Date: Tue, 07 Nov 2017 21:04:38 -0000
To: <dev@airflow.apache.org>
archived-at: Wed, 08 Nov 2017 01:19:21 -0000

Hi

I agree Airflow at least needs some kind of "best practice" or an official handbook to handle deployment of the DAGs.
I used to work a lot on buildbot, these issues kind of remind me a little the good old time :)

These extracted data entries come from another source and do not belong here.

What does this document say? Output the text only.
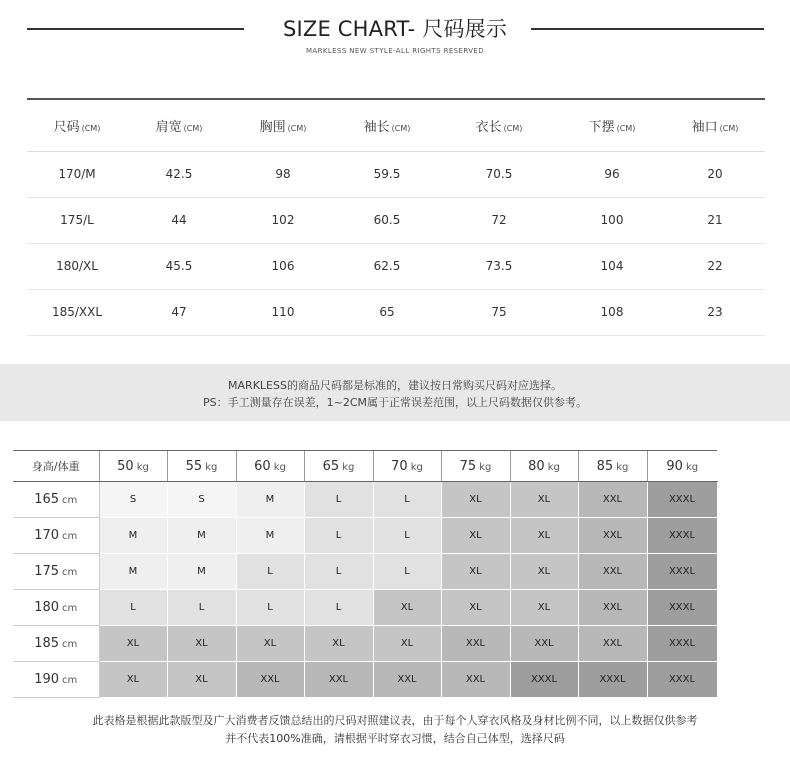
SIZE CHART- 尺码展示
MARKLESS NEW STYLE-ALL RIGHTS RESERVED
尺码 (CM)	肩宽 (CM)	胸围 (CM)	袖长 (CM)	衣长 (CM)	下摆 (CM)	袖口 (CM)
170/M	42.5	98	59.5	70.5	96	20
175/L	44	102	60.5	72	100	21
180/XL	45.5	106	62.5	73.5	104	22
185/XXL	47	110	65	75	108	23

MARKLESS的商品尺码都是标准的，建议按日常购买尺码对应选择。

PS：手工测量存在误差，1~2CM属于正常误差范围，以上尺码数据仅供参考。

身高/体重	50 kg	55 kg	60 kg	65 kg	70 kg	75 kg	80 kg	85 kg	90 kg
165 cm	S	S	M	L	L	XL	XL	XXL	XXXL
170 cm	M	M	M	L	L	XL	XL	XXL	XXXL
175 cm	M	M	L	L	L	XL	XL	XXL	XXXL
180 cm	L	L	L	L	XL	XL	XL	XXL	XXXL
185 cm	XL	XL	XL	XL	XL	XXL	XXL	XXL	XXXL
190 cm	XL	XL	XXL	XXL	XXL	XXL	XXXL	XXXL	XXXL
此表格是根据此款版型及广大消费者反馈总结出的尺码对照建议表，由于每个人穿衣风格及身材比例不同，以上数据仅供参考
并不代表100%准确，请根据平时穿衣习惯，结合自己体型，选择尺码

Why not keeping a copy of the DAG in memory/db once the scheduler has started the execution of it ? 
So that, no matter what happen on disk, the current execution will always use the same version. That would mean every executor and scheduler keeps a small cache with at least all currently being executed DAG. If the code is tracked in git, that is even more easy to do since we have this db directly.
So when a DAG start:
- each potential executors and the scheduler receive an order "keep this reference in cache". if DAG are in git, just keep the sha1 of the file
- each time an step is performed, read the file on disk most of the time and if it has been updated (if git => sha1 are different, if not git => hashes are different), retrieve the content from the DB (this is the small tricky part of this proposal)

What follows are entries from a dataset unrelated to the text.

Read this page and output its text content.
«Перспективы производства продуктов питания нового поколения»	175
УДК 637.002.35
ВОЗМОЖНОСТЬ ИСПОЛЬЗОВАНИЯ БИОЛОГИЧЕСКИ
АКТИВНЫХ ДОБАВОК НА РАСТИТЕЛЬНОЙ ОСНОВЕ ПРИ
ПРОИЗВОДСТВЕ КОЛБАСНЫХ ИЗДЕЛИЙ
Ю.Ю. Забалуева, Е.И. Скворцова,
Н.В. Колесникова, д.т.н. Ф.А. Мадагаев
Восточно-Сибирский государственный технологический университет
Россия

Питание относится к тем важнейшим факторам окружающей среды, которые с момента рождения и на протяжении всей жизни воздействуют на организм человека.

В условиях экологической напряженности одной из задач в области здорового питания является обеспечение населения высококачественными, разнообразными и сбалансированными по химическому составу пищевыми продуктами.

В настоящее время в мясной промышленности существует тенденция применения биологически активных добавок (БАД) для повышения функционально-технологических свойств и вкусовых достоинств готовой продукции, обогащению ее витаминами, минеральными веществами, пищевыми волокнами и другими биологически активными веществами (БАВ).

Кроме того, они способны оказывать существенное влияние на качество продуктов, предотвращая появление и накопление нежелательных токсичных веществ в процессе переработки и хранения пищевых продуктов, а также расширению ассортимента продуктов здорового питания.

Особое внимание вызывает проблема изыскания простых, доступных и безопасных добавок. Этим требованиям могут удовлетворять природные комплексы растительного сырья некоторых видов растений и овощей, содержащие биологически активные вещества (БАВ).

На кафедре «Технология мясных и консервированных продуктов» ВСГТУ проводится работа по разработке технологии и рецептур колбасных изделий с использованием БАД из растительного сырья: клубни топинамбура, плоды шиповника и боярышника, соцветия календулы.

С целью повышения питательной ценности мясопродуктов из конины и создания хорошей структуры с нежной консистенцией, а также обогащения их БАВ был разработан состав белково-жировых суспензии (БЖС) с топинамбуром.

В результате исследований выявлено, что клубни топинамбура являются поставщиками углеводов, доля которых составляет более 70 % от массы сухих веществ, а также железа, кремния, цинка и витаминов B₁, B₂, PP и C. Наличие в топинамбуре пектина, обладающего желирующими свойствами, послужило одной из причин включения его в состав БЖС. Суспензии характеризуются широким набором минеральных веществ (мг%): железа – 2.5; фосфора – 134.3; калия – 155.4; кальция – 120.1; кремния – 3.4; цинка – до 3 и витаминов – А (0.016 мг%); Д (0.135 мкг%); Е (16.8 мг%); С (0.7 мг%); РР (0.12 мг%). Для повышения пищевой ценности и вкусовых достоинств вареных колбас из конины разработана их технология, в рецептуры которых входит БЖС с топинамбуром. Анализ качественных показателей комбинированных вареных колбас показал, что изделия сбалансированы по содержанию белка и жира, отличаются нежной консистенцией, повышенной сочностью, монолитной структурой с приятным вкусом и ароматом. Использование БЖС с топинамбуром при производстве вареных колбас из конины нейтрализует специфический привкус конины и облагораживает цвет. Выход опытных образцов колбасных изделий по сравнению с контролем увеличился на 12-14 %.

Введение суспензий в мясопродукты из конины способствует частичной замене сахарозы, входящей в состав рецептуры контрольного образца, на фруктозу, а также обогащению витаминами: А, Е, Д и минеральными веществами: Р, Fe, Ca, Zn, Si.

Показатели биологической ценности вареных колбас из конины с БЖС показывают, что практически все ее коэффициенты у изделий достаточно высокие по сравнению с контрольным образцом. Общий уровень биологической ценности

what do you think about this?

Gaetan 

On 2017-11-07 15:30, Grant Nicholas <grantnicholas2015@u.northwestern.edu> wrote: 
> +1
> 
> Long term would be awesome if airflow supported upgrades of in flight dags
> with a hashing/versioning setup.
> 
> But as a first step, would be good to document how we want people to
> upgrade dags. (Or at least a disclaimer talking about the pitfalls).
> 
> 
> On Nov 6, 2017 3:08 PM, "Daniel Imberman" <daniel.imberman@gmail.com> wrote:
> 
> > +1 for this conversation.
> >
> > I know that most of the production airflow instances basically just have a
> > policy of "don't update the DAG files while a job is running."
> >
> > One thing that is difficult with this, however, is that for CeleryExecutor
> > and KubernetesExecutor we don't really have any power over the DAG
> > refreshes. If you're storing your DAGs in s3 or NFS, we can't stop or
> > trigger a refresh of the DAGs. I'd be interested to see what others have
> > done for this and if there's anything we can do to standardize this.
> >
> > On Mon, Nov 6, 2017 at 12:34 PM Gaetan Semet <gaetan@xeberon.net> wrote:
> >
> > > Hello
> > >
> > > I am working with Airflow to see how we can use it in my company, and I
> > > volunteer to help you if you need help on some parts. I used to work a
> > lot
> > > with Python and Twisted, but real, distributed scheduling is kind of a
> > new
> > > sport for me.
> > >
> > > I see that deploying DAGs regularly is not as easy as we can imagine. I
> > > started playing with git-sync and apparently it is not recommended in
> > prod
> > > since it can lead to an incoherent state if the scheduler is refreshed in
> > > the middle of the execution. But DAGs lives and they can be updated by
> > > users and I think Airflow needs a way to allow automatic refresh of the
> > > DAGs without having to stop the scheduler.
> > >
> > > Does anyone already works on it, or do you have a set of JIRA ticket
> > > covering this issue so I can start working on it ?
> > >
> > > Best Regards,
> > > Gaetan Semet
> > >
> >
>